Stinson’s Cowboys in the Campfire trio will perform on Sept. 12 at 145 Recording in Millheim. Tickets for the 7 p.m. show at the 145 Penn Street studio are $25, with a $100 option for a pre-show hangout and after-concert event.

State College alt country rockers Ma’aM will open the show. Ma’aM recorded their upcoming debut album at the 145, which is owned by Dave Bielanko of the Philly-born rock band Marah.

Cowboys in the Campfire isn’t quite like Stinson’s work in the 1980s with the ‘Mats, his mid-90s bands Bash & Pop and Perfect or his time with the turn-of-the-century incarnation of GN’R. Instead, his next evolution as a songwriter and musician finds Stinson performing original Americana/country/pop with fellow guitarist Chip Roberts and bassist Chops LaConte.
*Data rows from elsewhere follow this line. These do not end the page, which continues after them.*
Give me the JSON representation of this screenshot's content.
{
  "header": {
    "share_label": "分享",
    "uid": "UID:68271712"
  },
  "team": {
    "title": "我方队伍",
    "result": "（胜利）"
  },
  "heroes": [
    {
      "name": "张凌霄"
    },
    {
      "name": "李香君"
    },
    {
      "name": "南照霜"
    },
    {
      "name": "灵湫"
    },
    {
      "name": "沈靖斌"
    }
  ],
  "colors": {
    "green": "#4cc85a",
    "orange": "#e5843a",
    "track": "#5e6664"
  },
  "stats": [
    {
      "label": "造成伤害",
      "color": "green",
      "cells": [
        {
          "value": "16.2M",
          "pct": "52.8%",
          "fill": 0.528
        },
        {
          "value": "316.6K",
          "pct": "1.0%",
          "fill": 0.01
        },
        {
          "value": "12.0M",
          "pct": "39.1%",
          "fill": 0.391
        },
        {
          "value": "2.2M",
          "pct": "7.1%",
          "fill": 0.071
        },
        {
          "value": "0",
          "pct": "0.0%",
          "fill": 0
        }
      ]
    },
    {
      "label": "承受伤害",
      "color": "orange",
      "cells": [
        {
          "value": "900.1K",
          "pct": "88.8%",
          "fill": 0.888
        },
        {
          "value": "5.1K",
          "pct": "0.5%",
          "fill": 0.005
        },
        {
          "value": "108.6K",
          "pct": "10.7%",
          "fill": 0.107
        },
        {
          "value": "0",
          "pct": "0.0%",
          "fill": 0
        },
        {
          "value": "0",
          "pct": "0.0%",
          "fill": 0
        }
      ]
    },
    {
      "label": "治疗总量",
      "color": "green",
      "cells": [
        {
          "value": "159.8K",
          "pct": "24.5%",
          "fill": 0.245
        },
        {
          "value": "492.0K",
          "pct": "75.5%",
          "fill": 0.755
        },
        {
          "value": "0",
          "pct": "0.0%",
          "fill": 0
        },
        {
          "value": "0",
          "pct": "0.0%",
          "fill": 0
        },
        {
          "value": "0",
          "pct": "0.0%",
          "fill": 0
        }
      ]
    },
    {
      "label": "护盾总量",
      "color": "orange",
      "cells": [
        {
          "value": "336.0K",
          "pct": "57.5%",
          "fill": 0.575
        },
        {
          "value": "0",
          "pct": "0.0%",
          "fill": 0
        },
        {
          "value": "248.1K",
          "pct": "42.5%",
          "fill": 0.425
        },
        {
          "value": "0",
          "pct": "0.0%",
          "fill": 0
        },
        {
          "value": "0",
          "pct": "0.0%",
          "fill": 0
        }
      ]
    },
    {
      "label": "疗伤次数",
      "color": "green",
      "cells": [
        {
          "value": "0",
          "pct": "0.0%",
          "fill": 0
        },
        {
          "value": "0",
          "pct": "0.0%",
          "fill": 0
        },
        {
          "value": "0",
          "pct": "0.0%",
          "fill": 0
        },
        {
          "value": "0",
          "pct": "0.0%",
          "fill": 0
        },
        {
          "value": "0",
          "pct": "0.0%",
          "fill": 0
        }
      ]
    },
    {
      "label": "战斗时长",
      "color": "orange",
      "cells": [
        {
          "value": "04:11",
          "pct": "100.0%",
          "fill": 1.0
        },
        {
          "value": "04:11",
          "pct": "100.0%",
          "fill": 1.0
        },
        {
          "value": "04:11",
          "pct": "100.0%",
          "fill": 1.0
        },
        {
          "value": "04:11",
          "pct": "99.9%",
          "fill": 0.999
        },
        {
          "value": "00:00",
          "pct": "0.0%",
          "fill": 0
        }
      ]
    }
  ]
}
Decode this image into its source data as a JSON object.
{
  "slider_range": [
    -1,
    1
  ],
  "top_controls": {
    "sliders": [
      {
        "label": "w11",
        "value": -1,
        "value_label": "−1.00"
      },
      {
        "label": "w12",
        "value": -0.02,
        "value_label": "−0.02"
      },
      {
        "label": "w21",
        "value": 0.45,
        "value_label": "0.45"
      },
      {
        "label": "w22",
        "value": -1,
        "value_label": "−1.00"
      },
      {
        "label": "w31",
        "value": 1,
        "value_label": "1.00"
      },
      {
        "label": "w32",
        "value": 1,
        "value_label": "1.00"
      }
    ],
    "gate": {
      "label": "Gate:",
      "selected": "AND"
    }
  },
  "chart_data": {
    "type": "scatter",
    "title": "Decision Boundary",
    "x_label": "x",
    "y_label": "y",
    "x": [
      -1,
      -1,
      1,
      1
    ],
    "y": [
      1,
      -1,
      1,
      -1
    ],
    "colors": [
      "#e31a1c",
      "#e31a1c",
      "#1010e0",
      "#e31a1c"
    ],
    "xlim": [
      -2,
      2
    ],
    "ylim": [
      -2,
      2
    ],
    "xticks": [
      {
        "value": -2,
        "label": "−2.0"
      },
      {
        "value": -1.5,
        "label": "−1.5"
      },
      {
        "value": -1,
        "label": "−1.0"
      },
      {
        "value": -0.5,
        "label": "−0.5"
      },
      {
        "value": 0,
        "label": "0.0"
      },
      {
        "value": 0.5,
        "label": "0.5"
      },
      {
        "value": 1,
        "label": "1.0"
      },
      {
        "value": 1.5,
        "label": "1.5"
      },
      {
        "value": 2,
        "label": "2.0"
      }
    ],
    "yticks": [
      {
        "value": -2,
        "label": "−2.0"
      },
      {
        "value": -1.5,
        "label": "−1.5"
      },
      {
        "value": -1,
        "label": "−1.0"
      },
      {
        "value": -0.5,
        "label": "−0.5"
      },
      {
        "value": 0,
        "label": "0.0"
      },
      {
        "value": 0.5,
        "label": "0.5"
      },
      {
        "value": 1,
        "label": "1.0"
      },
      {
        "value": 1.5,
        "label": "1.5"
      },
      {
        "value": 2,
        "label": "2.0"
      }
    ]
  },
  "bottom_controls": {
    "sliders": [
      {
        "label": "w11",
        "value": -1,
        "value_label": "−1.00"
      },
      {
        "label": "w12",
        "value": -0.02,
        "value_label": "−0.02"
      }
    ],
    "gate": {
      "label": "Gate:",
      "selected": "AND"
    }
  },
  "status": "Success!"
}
Celebrating the release of their debut album “Wronger,” the trio has gone off the beaten path for the tour, which includes a barbecue joint, a taco bar, a barbershop, a guitar store and unique performing venues like the 145 and Pittsburgh’s Government Center, along with the more conventional Bowery Electric in New York.

“It’s exactly on my terms. And I can do as much or as little as I want,” Stinson told Forbes recently about touring. “With conventional records, it’s like, artist starts making record. ‘OK. We’re gonna put this out in a year. Then we’re gonna do these dates and this festival next year.’ I can’t really think like that. So I make a record and when the record’s done, I go, ‘OK. Let’s go play in a couple months. Let’s start rehearsing and go play some shows.’ So I’m on a whole different time trajectory, which this allows me to do. And lucky for me, I can pull that out of my hat and book small, intimate gigs, go out and have fun with it.”